Syahadatain (dua kalimat syahadat)

“Aku bersaksi tidak ada Tuhan selain Allah, dan aku bersaksi bahwa Nabi Muhammad SAW utusan Allah.”

Kalimat syahadat ini merupakan cabang yang paling tinggi dari iman

Berdasarkan sabda Rasulullah saw “Iman memiliki 60-70 cabang lebih. Cabang yang paling tinggi adalah Lailha illallah (tiada Tuhan selain Allah), sedangkan cabangnya yang peling rendah adalah menyingkirkan gangguan yang terdapat di jalan. Sifat malu juga bagian dari iman”. (HR. Bukhari dan Muslim)

  • Qaidah-qaidah syahadat tauhid :

a) Tidak ada yang berhak disembah kecuali Allah yang berhak disembah.

b) Tidaklah berhajat segala sesuatu yang selain-Nya dan berhajat kepada-Nya segala sesuatu.

c) Tidak ada yang wajib wujudnya kecuali Allah yang wajib wujudnya.

d) Tidak ada yang berhak memperoleh peribadatan dengan sebenarnya kecuali Allah yang berhak memperoleh peribadatan dengan sebenarnya.

e) Tidak ada pencipta kecuali Allah yang menciptakan segala sesuatu.

f) Tidak ada pemberi rizki kecuali Allah yang memberi rizki kepada segala sesuatu.

g) Tidak ada yang menghidupkan kecuali Allah yang menghidupkan segala sesuatu.

h) Tidak ada yang mematikan kecuali Allah yang maha mematikan segala sesuatu.

i) Tidak ada yang menggerakkan kecuali Allah yang maha menggerakkan segala sesuatu.

j) Tidak ada yang mendiamkan kecuali Allah yang maha mendiamkan segala sesuatu.

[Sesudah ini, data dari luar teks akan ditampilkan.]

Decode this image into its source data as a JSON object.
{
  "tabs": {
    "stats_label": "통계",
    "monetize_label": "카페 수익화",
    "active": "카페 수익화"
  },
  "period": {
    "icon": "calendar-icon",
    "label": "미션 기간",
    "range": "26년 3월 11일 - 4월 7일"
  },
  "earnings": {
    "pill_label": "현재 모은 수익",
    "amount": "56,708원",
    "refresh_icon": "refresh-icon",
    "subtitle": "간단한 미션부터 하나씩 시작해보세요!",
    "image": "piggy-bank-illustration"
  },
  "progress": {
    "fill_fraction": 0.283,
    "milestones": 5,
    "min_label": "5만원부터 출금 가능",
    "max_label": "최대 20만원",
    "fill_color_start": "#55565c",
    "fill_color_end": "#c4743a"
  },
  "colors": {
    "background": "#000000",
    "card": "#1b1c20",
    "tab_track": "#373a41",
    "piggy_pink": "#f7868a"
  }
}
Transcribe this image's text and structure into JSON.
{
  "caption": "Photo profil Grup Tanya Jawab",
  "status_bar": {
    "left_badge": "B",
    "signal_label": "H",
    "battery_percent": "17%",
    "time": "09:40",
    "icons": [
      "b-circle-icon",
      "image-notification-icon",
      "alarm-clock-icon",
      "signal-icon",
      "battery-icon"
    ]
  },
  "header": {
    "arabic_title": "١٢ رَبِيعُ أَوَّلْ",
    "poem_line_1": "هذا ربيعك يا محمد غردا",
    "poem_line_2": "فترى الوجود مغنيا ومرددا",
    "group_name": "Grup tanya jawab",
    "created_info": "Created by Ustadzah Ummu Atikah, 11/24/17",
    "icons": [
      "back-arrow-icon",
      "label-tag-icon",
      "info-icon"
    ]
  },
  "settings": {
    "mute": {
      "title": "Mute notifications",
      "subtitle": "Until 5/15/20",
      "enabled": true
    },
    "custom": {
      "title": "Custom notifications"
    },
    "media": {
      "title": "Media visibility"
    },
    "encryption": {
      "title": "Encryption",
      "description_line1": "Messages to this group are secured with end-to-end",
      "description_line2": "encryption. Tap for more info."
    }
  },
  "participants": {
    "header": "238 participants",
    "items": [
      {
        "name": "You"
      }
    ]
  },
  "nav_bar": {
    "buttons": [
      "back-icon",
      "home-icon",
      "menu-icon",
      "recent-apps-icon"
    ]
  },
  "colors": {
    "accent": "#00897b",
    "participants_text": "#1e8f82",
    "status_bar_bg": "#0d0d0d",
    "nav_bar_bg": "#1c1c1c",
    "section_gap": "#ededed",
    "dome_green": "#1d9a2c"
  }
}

k) Tidak ada yang membuat madharat kecuali Allah yang membuat madharat kepada
segala sesuatu.

l) Tidak ada yang melakukan segala sesuatu urusan dengan bebas kecuali Allah yang melakukan segala urusan dengan bebas segala sesuatu.

Sholat

4. Sholat Pelaksanaan & Hikmahnya

Dalil naqli :

Allah Subhanahu Wa Ta'ala berfirman:

وَاَ قِيْمُواالصَّلٰوةَ وَاٰ تُواالزَّكٰوةَ وَا رْكَعُوْا مَعَ الرّٰكِعِيْنَ

"Dan laksanakanlah sholat, tunaikanlah zakat, dan rukuklah beserta orang yang rukuk."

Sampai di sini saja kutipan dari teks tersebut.